Although domestic production meets the major portion of internal demand, India also imports paper, paperboard and pulp, particularly specialty grades that are not produced locally. Imports have risen in recent years due to duty-free trade agreements that allow cheaper products from ASEAN (27% of paper imports) and other regions to enter the Indian market. The ASEAN paper imports doubled between 2023 and 2024 from 2.7 lakh tonnes to 5.1 lakh tonnes.

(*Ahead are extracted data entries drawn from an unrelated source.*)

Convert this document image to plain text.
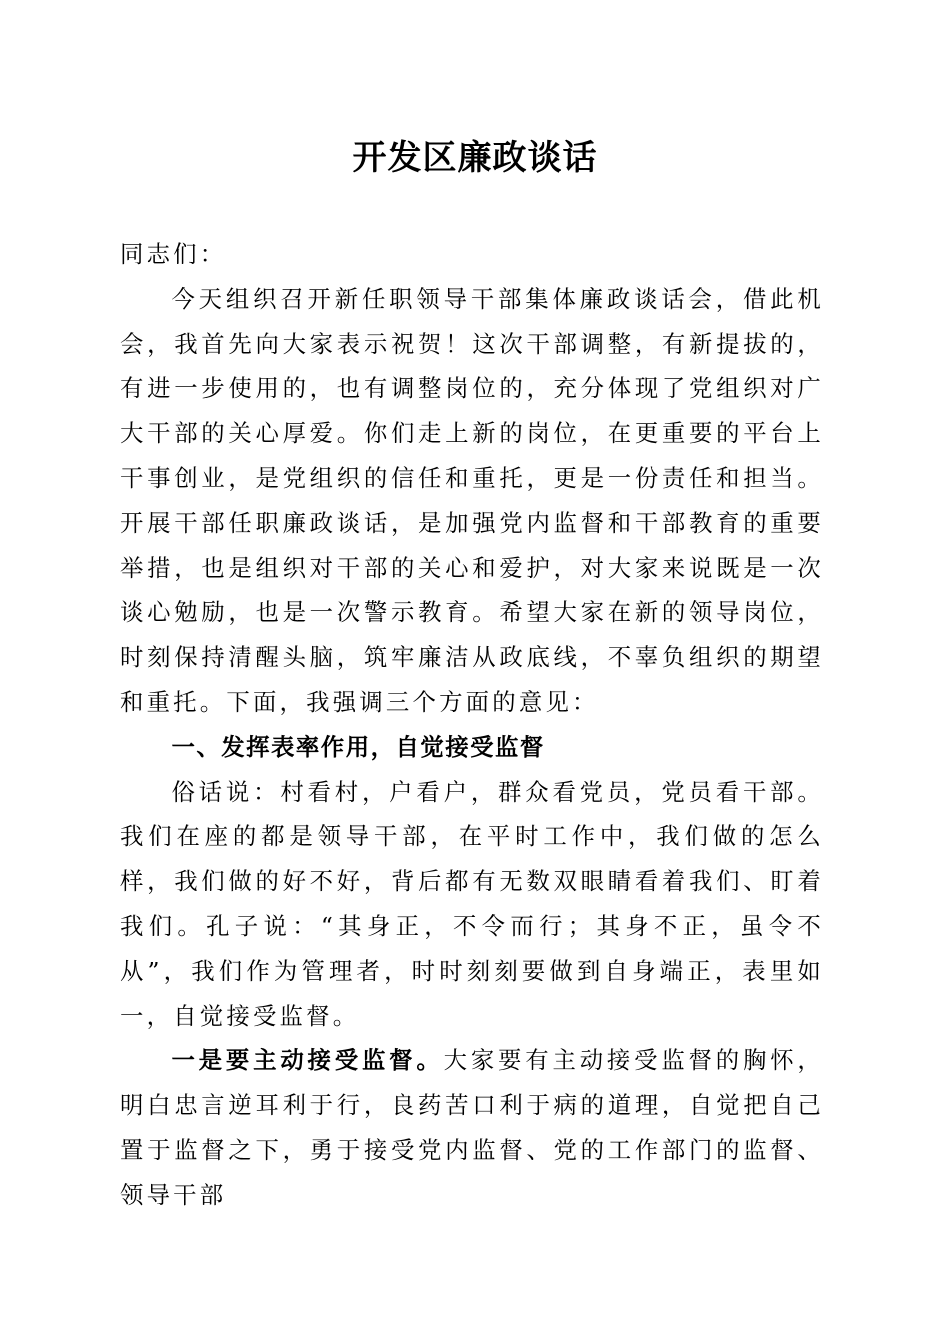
开发区廉政谈话

同志们：

今天组织召开新任职领导干部集体廉政谈话会，借此机会，我首先向大家表示祝贺！这次干部调整，有新提拔的，有进一步使用的，也有调整岗位的，充分体现了党组织对广大干部的关心厚爱。你们走上新的岗位，在更重要的平台上干事创业，是党组织的信任和重托，更是一份责任和担当。开展干部任职廉政谈话，是加强党内监督和干部教育的重要举措，也是组织对干部的关心和爱护，对大家来说既是一次谈心勉励，也是一次警示教育。希望大家在新的领导岗位，时刻保持清醒头脑，筑牢廉洁从政底线，不辜负组织的期望和重托。下面，我强调三个方面的意见：

一、发挥表率作用，自觉接受监督

俗话说：村看村，户看户，群众看党员，党员看干部。我们在座的都是领导干部，在平时工作中，我们做的怎么样，我们做的好不好，背后都有无数双眼睛看着我们、盯着我们。孔子说：“其身正，不令而行；其身不正，虽令不从”，我们作为管理者，时时刻刻要做到自身端正，表里如一，自觉接受监督。

一是要主动接受监督。大家要有主动接受监督的胸怀，明白忠言逆耳利于行，良药苦口利于病的道理，自觉把自己置于监督之下，勇于接受党内监督、党的工作部门的监督、领导干部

The overall paper imports increased by 25% between 2022 and 2023. It surged by 34% between 2023 and 2024 from 14.3 lakh tonnes to 19.3 lakh tonnes.

In 2023, the overall pulp and paper market in India was valued at approximately US$14.75 billion and was projected to grow at a compound annual growth rate (CAGR) of about 13.4% through 2030. Despite positive long-term projections, the industry reported a slower volume growth of 2–5% in FA 2023–24, down from approximately 7% in the previous year.

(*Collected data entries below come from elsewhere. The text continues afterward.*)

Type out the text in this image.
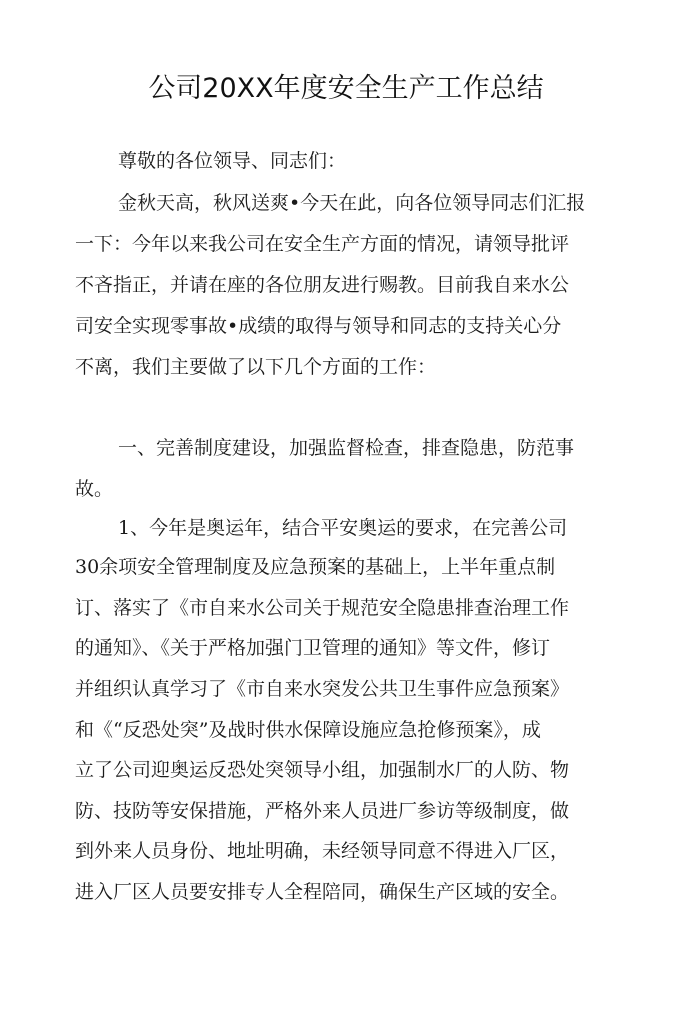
公司20XX年度安全生产工作总结

尊敬的各位领导、同志们：

金秋天高，秋风送爽•今天在此，向各位领导同志们汇报

一下：今年以来我公司在安全生产方面的情况，请领导批评

不吝指正，并请在座的各位朋友进行赐教。目前我自来水公

司安全实现零事故•成绩的取得与领导和同志的支持关心分

不离，我们主要做了以下几个方面的工作：

一、完善制度建设，加强监督检查，排查隐患，防范事

故。

1、今年是奥运年，结合平安奥运的要求，在完善公司

30余项安全管理制度及应急预案的基础上，上半年重点制

订、落实了《市自来水公司关于规范安全隐患排查治理工作

的通知》、《关于严格加强门卫管理的通知》等文件，修订

并组织认真学习了《市自来水突发公共卫生事件应急预案》

和《“反恐处突”及战时供水保障设施应急抢修预案》，成

立了公司迎奥运反恐处突领导小组，加强制水厂的人防、物

防、技防等安保措施，严格外来人员进厂参访等级制度，做

到外来人员身份、地址明确，未经领导同意不得进入厂区，

进入厂区人员要安排专人全程陪同，确保生产区域的安全。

== Challenges and sustainability ==
Challenges faced by the Indian paper and pulp sector include:
- Raw material supply constraints, especially for wood fibre
- Competition from imported paper
- Environmental concerns related to forestry and waste management
- Balancing cost competitiveness with sustainable practices

To address environmental and sustainability goals, many mills are increasing the use of recycled fibre. The Government has also undertaken various initiatives that aim to promote research, recycling technologies and eco-friendly material development.